Pedro Alonso Gutiérrez y otras cinco víctimas presentaron querella al mismo tiempo que Carolina Martínez sin resultados positivos. “El objetivo de la denuncia”, explica Alonso Gutiérrez, “era que se investigara un delito de crímenes de lesa humanidad porque mi abuelo, Ulpiano Alonso, y 45 personas más fueron fusiladas el 17 de noviembre de 1939 y en la exhumación de la Fosa 95 se pudo constatar la muerte violenta de las mismas”. Sin embargo, el juzgado de Instrucción N° 3 de Paterna lo archivó a instancias de la Fiscalía.

Alonso insiste en las irregularidades de la instrucción. “La fiscal de Memoria Democrática no fue informada de la querella y el auto de archivo lo hicieron basándose en la Ley de Memoria Histórica de 2007, que ya estaba derogada, y en la Ley de Amnistía de 1977, sin tener en cuenta que la Ley de Memoria Democrática de 2022 establece que la Ley de Amnistía está también sometida al Derecho Internacional Humanitario”, explica. “Elevamos recurso a la Audiencia Provincial y la Sala Quinta ordenó el archivo por considerar que todos los componentes del Tribunal Militar que juzgó a mi abuelo debían haber fallecido, como es lógico, pero no era ese el objeto de la querella. Por último, elevamos recurso de amparo al Tribunal Constitucional para quien no era un caso de ‘relevancia constitucional’”, continúa. Para Alonso todo este proceso resultó “una decepción muy grande con la Judicatura, que parece impermeable a la Ley de Memoria Democrática, la cual incumplen, y al Derecho Internacional Humanitario. Realmente lo que pretendía con la querella era simplemente que se tipificaran los hechos como lo que fueron: delitos de lesa humanidad y delitos contra la humanidad”.

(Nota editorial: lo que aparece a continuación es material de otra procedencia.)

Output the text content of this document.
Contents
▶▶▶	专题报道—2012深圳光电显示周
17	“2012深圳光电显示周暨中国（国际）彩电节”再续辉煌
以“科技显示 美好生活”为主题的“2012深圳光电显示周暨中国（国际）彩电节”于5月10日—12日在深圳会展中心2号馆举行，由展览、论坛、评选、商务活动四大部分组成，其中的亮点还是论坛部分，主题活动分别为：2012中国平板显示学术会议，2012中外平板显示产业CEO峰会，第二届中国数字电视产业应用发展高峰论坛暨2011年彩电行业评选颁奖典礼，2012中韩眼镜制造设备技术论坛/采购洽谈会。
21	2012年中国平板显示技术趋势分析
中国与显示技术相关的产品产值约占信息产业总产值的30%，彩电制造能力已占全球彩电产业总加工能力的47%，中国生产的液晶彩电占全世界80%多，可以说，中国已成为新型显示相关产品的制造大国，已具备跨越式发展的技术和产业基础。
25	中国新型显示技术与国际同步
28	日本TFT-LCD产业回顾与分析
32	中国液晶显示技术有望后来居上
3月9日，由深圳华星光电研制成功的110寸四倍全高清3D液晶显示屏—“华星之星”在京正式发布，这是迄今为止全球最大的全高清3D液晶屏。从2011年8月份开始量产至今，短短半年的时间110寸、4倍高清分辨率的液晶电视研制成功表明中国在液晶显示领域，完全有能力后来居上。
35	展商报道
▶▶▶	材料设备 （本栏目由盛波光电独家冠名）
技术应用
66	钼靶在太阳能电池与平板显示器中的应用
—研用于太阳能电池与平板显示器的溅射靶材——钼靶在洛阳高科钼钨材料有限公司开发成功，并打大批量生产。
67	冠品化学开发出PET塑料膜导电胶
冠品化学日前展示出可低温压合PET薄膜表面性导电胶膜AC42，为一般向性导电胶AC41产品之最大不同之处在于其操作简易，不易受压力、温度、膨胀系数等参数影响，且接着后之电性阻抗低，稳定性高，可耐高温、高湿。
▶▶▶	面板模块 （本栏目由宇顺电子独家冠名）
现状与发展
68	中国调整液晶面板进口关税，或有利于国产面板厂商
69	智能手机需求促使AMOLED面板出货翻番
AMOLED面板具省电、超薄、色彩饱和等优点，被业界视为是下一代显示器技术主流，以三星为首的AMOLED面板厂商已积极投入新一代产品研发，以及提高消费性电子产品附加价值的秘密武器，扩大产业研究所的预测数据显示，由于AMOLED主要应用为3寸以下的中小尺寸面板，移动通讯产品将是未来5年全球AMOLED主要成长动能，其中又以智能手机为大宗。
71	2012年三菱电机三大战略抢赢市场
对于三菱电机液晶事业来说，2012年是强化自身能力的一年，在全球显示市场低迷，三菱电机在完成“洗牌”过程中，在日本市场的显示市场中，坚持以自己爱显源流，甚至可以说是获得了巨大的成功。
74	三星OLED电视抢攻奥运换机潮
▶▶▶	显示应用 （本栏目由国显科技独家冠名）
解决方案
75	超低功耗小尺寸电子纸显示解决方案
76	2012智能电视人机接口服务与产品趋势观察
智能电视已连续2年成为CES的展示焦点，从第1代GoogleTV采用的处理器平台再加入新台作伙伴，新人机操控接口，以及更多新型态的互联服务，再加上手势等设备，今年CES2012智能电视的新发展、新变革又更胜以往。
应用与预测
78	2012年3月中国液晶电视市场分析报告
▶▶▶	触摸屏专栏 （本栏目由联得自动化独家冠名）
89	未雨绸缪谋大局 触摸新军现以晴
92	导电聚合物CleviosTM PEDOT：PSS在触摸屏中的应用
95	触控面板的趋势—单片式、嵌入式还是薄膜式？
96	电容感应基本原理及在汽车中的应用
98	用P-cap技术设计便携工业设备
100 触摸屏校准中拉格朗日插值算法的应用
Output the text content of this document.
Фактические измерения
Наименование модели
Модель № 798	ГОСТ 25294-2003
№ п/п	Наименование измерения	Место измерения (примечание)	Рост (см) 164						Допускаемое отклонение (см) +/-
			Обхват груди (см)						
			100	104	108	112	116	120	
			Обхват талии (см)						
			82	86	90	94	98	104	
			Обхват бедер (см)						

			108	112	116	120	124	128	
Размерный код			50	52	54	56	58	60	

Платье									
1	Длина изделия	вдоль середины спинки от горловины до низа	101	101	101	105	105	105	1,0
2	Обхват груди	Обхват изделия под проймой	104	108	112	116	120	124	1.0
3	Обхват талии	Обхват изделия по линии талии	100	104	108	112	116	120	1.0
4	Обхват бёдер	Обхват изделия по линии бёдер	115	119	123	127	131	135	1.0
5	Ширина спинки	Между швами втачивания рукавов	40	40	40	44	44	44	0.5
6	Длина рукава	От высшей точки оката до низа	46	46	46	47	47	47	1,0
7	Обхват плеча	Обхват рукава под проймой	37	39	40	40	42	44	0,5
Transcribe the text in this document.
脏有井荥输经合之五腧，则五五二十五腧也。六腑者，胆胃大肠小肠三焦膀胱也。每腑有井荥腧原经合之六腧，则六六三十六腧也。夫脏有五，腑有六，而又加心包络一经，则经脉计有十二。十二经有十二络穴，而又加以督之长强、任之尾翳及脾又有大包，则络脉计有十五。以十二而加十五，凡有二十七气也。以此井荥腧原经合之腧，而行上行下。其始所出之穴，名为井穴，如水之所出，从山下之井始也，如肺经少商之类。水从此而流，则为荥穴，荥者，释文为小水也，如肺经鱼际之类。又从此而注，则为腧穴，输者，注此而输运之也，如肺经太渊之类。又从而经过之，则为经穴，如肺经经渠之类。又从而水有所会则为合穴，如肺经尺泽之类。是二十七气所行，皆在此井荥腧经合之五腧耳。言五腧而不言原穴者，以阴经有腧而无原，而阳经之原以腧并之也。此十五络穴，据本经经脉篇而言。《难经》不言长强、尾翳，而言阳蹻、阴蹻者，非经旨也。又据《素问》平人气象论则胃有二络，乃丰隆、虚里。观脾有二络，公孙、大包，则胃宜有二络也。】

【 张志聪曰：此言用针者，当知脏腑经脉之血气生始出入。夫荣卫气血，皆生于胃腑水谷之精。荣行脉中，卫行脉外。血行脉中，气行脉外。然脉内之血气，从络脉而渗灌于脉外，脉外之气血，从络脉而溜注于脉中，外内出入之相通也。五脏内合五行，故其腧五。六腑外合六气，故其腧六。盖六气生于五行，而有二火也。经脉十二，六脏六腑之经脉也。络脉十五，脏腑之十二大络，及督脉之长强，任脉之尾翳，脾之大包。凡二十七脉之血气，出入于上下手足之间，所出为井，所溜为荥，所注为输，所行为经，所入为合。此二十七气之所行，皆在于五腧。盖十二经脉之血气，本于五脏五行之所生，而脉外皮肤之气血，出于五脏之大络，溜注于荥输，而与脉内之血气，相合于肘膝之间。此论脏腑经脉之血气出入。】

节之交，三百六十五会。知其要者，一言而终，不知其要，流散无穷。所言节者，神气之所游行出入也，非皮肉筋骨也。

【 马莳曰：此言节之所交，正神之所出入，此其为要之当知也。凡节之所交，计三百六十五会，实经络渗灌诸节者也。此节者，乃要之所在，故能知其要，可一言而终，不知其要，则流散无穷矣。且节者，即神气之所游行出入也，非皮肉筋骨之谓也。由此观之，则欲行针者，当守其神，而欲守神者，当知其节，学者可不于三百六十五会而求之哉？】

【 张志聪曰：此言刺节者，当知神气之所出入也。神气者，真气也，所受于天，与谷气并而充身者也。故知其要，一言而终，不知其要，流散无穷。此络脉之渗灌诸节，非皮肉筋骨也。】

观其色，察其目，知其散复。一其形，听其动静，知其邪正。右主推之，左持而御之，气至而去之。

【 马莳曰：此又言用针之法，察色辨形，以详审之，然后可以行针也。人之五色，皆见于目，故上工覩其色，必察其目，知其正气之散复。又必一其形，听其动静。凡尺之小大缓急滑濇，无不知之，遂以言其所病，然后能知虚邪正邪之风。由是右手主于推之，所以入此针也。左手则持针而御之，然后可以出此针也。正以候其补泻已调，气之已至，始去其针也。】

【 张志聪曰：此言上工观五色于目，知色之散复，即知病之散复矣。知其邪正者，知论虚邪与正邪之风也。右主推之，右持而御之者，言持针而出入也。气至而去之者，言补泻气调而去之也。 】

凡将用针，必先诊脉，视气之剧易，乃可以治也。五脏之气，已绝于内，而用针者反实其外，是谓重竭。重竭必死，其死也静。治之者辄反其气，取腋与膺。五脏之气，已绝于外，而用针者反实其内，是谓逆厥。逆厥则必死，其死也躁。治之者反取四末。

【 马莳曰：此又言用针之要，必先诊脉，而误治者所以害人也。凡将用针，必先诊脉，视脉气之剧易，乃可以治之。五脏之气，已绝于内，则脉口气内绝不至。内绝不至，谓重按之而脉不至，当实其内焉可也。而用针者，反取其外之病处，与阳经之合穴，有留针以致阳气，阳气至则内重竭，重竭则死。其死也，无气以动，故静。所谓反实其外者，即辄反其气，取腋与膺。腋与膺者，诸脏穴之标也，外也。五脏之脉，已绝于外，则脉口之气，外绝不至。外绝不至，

Lucila Aragó explica que “el derecho internacional plantea que estos crímenes no se pueden amnistiar, no prescriben y por tanto hay que acometer su investigación y su judicialización y las penas correspondientes. En este sentido, al Estado español le han llamado la atención en reiteradas ocasiones diversos estamentos de Naciones Unidas. Hace un mes escaso, cuatro relatores de Naciones Unidas volvían a recordarle que los casos de tortura y de desaparición forzada, entre otros, no pueden acometerse desde esa perspectiva de impunidad que comentaba”.

Por último, Aragó remarca la importancia de presentar este tipo de querellas. “Nosotras siempre hemos planteado que había que intentarlo. A lo mejor si en lugar de 150 querellas en todo el Estado español, se hubieran presentado 200.000, quizás el resultado sería otro. Pero bueno, lo importante es trasladar que es posible conseguir una resolución judicial como la de Carolina Martínez. Yo creo que esa es una base de reparación”, concluye la portavoz de ACCIF.